Мне лишь нужна новая доза. Ещё и ещё, пока не началась ломка, пока не стало ещё хуже.

Не прерывая поцелуя, я толкаю Ингу к столу. Рукой смахиваю на пол какие-то книги, бумаги. Они рассыпаются вокруг, но мне плевать. Пусть будет беспорядок, плевать.

— Ты всё ещё одетый, — удивляется и дрожащими пальцами пытается расстегнуть пуговицы.

— Не суетись. Расслабься.

Её тонкие пальцы замирают, глаза наполняются то ли сомнением, то ли удивлением, а я отрываю её от пола и усаживаю на стол. Развожу шире ноги, смотрю вниз, а на белье — влажное пятно.

— Мокрая, — убеждённо, а Инга прикрывает глаза. — Не прячься. Смотри в глаза, я хочу, чтобы ты видела меня.

Закидываю стройные ноги себе на плечи, опускаюсь вниз, не разрывая зрительного контакта.

— Вот так, девочка. Смотри.

Да, Инга, смотри на меня. Любуйся тем, что сделала со мной, моей одержимостью.

— Максим, не надо, что ты… зачем это? — пугается, я хрипло смеюсь.

— Тс-с…

Терпкий запах ласкает ноздри. Я втягиваю его, наполняю им лёгкие, живу им в этот момент. Провожу языком по выемке внутренней стороны бедра, где у Инги крошечная родинка в форме звёздочки. Отодвигаю бельё в сторону, открываю шелковистую нежность, истекающую соком. Блядь, невероятно.

Слизываю, проникаю глубже, а по языку растекается сладкая терпкость.

— Вкусная, — мой вердикт, не терпящий сомнений и возражений.
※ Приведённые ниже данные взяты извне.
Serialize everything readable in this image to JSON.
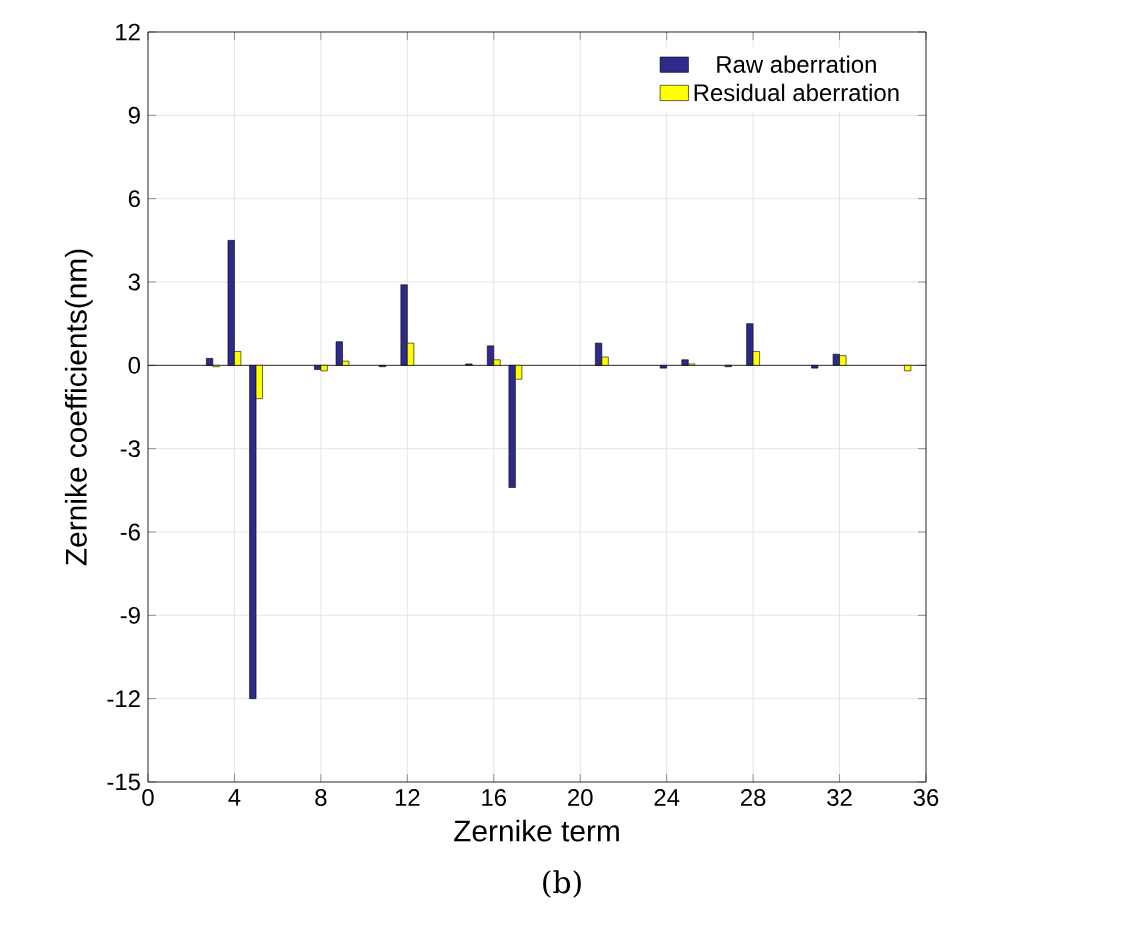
{
  "chart_data": {
    "type": "bar",
    "xlabel": "Zernike term",
    "ylabel": "Zernike coefficients(nm)",
    "annotations": [
      "(b)"
    ],
    "series": [
      {
        "name": "Raw aberration",
        "color": "#2e2a8a",
        "x": [
          3,
          4,
          5,
          8,
          9,
          11,
          12,
          15,
          16,
          17,
          21,
          24,
          25,
          27,
          28,
          31,
          32
        ],
        "values": [
          0.25,
          4.5,
          -12,
          -0.15,
          0.85,
          -0.05,
          2.9,
          0.05,
          0.7,
          -4.4,
          0.8,
          -0.1,
          0.2,
          -0.05,
          1.5,
          -0.1,
          0.4
        ]
      },
      {
        "name": "Residual aberration",
        "color": "#ffff00",
        "x": [
          3,
          4,
          5,
          8,
          9,
          12,
          16,
          17,
          21,
          25,
          28,
          32,
          35
        ],
        "values": [
          -0.05,
          0.5,
          -1.2,
          -0.2,
          0.15,
          0.8,
          0.2,
          -0.5,
          0.3,
          0.05,
          0.5,
          0.35,
          -0.2
        ]
      }
    ],
    "xlim": [
      0,
      36
    ],
    "xticks": [
      0,
      4,
      8,
      12,
      16,
      20,
      24,
      28,
      32,
      36
    ],
    "ylim": [
      -15,
      12
    ],
    "yticks": [
      -15,
      -12,
      -9,
      -6,
      -3,
      0,
      3,
      6,
      9,
      12
    ],
    "grid": true,
    "legend": "top right"
  }
}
Инга охает, закусывает нижнюю распухшую от поцелуев губу, а глаза просто огромные. В них страх, паника, любопытство и… возбуждение. С каждым моим движением оно вытесняет всё остальное, заслоняет собой всё, что когда-то с нами случалось. Инга не сдерживает стонов, а когда к языку прибавляю палец, почти кричит. Как-то очень удивлённо.

— Максим, это… это…

Это оргазм, детка. Самый настоящий, бурный, и Инга бьёт пятками меня по спине, выгибается, падает на спину и умоляет прекратить. Но я добавляю второй палец, пока язык чертит, кажется, все буквы алфавита. Сладкий сок вытекает наружу, клитор пульсирует на языке, и я продлеваю нашу общую муку, пока Инга мечется по дереву столешницы и выкрикивает моё имя в потолок.

19. Инга

Я лежу на твёрдом столе, абсолютно голая, если не считать съехавших набок трусиков, моргаю, пытаюсь прийти в себя. Силюсь понять, откуда во мне взялась эта смелость. Бесшабашность даже… распущенность.